Rodeó el perro y se encaminó hacia el dormitorio. Dejó la maleta de Molly, y luego se dirigió a la cocina. No estaba allí. Charlotte Long, sin embargo, la había visto cruzar la puerta de acceso a la cocina… Kevin la encontró en el porche, dormida en la hamaca, y se quedó observándola.
Se la veía pequeña e indefensa. Tenía una mano doblada bajo la barbilla, y un mechón de cabellos castaños oscuros le caía sobre la mejilla. Tenía las pestañas espesas, aunque no lo bastante como para ocultar esas oscuras ojeras; Kevin se sintió culpable por cómo se había portado con ella. De todos modos, algo le decía que ella no reaccionaría muy bien a unos mimos. Aunque tampoco pensaba mimarla. Todavía estaba demasiado resentido.
Pasó su mirada por el cuerpo de ella, y se quedó dudando.

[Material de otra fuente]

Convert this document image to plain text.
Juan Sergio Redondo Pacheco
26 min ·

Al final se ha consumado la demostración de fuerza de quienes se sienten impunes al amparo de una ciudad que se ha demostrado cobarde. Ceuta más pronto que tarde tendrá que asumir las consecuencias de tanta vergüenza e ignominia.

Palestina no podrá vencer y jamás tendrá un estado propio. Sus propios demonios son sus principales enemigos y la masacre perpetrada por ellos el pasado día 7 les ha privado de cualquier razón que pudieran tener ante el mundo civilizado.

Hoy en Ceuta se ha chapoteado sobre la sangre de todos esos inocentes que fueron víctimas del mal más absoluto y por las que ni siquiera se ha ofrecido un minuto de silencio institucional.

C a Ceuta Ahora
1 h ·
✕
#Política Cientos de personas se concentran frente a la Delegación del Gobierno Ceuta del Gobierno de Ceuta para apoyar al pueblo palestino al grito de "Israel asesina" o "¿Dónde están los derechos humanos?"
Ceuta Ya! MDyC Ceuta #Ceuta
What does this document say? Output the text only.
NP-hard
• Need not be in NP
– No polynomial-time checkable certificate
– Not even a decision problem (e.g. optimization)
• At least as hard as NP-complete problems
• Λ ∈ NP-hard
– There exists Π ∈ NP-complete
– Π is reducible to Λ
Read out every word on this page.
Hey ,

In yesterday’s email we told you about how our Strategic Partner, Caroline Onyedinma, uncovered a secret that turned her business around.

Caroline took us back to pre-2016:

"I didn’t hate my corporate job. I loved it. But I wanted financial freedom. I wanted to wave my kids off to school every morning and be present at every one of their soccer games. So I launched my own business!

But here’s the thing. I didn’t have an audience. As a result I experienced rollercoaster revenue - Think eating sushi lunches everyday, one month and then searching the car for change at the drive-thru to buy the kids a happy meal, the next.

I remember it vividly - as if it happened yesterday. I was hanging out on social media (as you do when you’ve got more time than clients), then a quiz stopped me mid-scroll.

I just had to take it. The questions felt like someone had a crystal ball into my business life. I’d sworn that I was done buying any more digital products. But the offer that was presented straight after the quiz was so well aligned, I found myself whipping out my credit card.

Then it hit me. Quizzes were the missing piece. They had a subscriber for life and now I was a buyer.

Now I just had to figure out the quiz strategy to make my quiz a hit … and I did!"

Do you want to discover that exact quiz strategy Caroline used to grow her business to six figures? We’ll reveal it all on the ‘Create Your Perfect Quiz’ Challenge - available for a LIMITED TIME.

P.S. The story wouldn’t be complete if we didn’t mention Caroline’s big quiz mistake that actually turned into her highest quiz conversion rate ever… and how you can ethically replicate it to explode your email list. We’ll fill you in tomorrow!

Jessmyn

Llevaba un pantalón capri de color rojo chillón y una arrugada blusa amarilla sin mangas con uno de esos cuellos chinos. Cuando estaba despierta y su habitual personalidad de listilla en activo, se hacía difícil distinguir su ascendencia corista. Dormida, en cambio, era otra historia. Tenía unos tobillos elegantes, las piernas esbeltas, y las caderas formaban una curva suave y bonita. Bajo la blusa, sus pechos subían y bajaban, y a través del cuello en forma de V, Kevin entrevió algo de encaje negro. Su mano derecha hizo un amago de abrir los botones para ver más.
Kevin se enfadó por tener aquella reacción. En cuanto volviera a Chicago, sería conveniente que llamara a algún antiguo ligue: estaba claro que hacía demasiado tiempo que no practicaba el sexo.
El «klingon» debió de leer sus pensamientos, porque empezó a gruñirle y luego ladró.